PAF-AH catalytic subunits modulate the Wnt pathway in developing GABAergic neurons

Abstract

Platelet-activating factor acetylhydrolase 1B (PAF-AH) inactivates the potent phospholipid platelet-activating factor (PAF) and is composed of two catalytic subunits (α1 and α2) and a dimeric regulatory subunit, LIS1. The function of the catalytic subunits in brain development remains unknown. Here we examined their effects on proliferation in the ganglionic eminences and tangential migration. In α1 and α2 catalytic subunits knockout mice we noticed an increase in the size of the ganglionic eminences resulting from increased proliferation of GABAergic neurons. Our results indicate that the catalytic subunits act as negative regulators of the Wnt signaling pathway. Overexpression of each of the PAF-AH catalytic subunits reduced the amount of nuclear beta-catenin and provoked a shift of this protein from the nucleus to the cytoplasm. In the double mutant mice, Wnt signaling increased in the ganglionic eminences and in the dorsal part of the cerebral cortex. In situ hybridization revealed increased and expanded expression of a downstream target of the Wnt pathway (Cyclin D1), and of upstream Wnt components (Tcf4, Tcf3 and Wnt7B).
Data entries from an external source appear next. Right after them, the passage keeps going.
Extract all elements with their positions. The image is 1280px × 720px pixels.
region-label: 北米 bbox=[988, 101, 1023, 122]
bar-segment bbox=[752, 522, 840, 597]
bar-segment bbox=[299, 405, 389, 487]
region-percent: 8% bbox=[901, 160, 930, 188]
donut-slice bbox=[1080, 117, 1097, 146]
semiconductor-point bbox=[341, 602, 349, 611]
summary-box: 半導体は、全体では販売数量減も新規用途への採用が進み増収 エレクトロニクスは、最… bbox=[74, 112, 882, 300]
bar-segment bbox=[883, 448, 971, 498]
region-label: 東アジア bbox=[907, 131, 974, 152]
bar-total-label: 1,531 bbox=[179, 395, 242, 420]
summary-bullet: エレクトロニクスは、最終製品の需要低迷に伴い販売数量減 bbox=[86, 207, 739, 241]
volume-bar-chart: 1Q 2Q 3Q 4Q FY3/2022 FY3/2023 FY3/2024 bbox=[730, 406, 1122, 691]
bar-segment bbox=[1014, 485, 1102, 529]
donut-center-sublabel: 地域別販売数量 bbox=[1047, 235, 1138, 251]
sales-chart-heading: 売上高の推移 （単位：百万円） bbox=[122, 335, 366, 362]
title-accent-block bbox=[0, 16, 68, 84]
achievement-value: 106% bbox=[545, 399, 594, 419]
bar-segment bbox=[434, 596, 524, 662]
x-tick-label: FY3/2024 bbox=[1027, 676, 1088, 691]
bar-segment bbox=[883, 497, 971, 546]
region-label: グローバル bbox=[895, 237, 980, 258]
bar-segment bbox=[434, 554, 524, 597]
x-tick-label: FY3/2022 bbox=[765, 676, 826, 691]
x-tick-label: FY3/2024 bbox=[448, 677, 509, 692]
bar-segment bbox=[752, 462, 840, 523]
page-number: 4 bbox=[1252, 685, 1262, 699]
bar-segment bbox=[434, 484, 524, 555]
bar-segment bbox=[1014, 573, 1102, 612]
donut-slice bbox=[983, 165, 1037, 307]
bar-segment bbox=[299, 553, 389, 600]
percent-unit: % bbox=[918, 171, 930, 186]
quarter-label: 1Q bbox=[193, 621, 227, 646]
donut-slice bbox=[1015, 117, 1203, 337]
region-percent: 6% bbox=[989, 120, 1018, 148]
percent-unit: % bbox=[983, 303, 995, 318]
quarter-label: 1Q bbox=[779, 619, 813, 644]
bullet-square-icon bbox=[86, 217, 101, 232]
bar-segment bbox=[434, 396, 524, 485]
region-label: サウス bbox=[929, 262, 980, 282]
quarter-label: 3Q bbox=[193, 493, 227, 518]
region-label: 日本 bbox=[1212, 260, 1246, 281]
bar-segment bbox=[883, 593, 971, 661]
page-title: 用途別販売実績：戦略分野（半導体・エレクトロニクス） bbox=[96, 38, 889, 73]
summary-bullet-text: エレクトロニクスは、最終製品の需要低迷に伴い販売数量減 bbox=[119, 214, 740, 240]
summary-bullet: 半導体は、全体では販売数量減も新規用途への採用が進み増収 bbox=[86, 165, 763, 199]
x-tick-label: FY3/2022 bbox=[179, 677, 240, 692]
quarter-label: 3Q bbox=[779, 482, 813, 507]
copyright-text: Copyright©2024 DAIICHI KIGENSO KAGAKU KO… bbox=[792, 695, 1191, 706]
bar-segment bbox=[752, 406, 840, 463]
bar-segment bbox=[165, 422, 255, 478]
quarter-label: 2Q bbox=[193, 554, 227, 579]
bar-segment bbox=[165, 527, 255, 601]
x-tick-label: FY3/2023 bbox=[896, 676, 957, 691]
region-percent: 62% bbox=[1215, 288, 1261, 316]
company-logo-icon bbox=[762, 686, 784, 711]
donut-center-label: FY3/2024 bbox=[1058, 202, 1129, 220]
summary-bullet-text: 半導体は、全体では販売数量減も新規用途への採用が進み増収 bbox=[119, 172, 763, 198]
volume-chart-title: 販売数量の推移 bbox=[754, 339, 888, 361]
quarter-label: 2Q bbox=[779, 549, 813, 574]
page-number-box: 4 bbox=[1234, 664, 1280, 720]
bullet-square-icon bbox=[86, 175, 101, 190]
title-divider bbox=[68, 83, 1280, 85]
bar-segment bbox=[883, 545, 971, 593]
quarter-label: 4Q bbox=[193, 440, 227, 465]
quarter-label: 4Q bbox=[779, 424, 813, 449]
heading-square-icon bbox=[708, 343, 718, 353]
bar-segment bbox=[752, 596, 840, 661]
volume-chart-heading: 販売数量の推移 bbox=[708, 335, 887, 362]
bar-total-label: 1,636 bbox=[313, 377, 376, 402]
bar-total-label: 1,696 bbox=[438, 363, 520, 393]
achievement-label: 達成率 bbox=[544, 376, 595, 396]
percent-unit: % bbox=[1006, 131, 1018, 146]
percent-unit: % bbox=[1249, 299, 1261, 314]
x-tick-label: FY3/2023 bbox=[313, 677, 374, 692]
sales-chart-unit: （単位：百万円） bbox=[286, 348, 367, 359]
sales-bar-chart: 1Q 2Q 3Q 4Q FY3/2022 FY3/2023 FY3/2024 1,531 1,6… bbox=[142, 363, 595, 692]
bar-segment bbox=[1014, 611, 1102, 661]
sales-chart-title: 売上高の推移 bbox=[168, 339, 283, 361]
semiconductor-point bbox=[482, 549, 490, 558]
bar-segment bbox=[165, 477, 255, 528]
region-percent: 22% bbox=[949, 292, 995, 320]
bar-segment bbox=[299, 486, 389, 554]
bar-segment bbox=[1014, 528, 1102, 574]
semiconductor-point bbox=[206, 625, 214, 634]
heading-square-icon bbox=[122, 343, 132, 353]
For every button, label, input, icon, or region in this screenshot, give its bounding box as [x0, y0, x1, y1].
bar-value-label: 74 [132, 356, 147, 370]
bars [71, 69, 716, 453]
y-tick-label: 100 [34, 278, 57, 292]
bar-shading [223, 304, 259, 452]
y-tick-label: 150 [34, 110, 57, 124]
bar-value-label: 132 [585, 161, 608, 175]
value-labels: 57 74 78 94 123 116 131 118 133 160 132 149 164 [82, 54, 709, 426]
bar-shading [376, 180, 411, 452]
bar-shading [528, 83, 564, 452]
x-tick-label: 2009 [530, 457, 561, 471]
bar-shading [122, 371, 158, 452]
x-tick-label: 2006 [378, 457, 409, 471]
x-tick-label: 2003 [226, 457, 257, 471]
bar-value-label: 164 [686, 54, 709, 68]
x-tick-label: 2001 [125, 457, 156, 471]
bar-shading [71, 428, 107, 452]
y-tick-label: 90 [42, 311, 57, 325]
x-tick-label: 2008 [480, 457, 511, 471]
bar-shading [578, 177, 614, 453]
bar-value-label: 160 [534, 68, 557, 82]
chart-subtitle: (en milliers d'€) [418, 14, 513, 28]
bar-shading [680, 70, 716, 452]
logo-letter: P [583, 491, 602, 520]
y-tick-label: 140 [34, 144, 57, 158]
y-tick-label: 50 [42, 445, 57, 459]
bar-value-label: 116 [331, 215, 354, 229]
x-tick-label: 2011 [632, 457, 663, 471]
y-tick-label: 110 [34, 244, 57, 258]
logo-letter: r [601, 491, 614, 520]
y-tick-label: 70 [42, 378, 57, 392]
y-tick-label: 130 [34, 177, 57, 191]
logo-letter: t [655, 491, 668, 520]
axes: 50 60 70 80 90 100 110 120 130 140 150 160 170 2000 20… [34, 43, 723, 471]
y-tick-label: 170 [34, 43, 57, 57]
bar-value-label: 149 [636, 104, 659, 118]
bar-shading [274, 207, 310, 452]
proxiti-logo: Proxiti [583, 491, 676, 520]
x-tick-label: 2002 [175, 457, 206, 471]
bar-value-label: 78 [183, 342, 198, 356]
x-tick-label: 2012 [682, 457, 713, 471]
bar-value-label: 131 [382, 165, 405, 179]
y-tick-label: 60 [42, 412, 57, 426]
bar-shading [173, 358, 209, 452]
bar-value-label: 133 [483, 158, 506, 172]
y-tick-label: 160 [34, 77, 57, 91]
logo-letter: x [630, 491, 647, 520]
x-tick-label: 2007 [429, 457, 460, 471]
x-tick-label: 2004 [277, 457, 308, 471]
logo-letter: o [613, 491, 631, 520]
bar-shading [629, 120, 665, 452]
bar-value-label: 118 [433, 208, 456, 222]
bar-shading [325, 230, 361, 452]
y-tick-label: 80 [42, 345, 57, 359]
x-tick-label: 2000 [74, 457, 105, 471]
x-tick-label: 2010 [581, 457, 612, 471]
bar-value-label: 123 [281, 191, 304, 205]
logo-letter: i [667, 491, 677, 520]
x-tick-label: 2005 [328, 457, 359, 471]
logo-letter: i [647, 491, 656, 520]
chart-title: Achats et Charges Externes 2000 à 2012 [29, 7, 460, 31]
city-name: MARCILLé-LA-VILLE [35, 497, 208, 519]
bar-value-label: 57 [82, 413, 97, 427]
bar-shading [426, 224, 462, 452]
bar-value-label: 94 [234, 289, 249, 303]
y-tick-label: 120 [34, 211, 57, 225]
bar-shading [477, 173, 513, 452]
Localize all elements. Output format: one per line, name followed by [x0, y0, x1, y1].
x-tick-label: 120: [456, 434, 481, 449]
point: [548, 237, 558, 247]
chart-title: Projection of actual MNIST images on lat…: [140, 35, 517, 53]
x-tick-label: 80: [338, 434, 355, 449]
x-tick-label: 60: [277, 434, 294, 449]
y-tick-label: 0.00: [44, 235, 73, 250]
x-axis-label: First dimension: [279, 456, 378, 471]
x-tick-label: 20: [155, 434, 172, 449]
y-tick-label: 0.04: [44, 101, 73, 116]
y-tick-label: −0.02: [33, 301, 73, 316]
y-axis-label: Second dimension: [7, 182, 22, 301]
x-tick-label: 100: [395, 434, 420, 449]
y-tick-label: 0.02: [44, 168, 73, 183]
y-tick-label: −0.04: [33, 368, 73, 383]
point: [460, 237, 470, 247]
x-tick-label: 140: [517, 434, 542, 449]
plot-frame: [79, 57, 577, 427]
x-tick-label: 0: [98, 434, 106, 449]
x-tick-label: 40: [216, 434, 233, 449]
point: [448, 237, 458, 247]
Furthermore, the interneurons in the cerebral cortex were more numerous and in a more advanced position. Transplantation assays revealed a non-cell autonomous component to this phenotype, which may be explained in part by increased and expanded expression of Sdf1 and Netrin-1. Our findings strongly suggest that PAF-AH catalytic subunits modulate the Wnt pathway in restricted areas of the developing cerebral cortex. We hypothesize that modulation of the Wnt pathway is the evolutionary conserved activity of the PAF-AH catalytic subunits.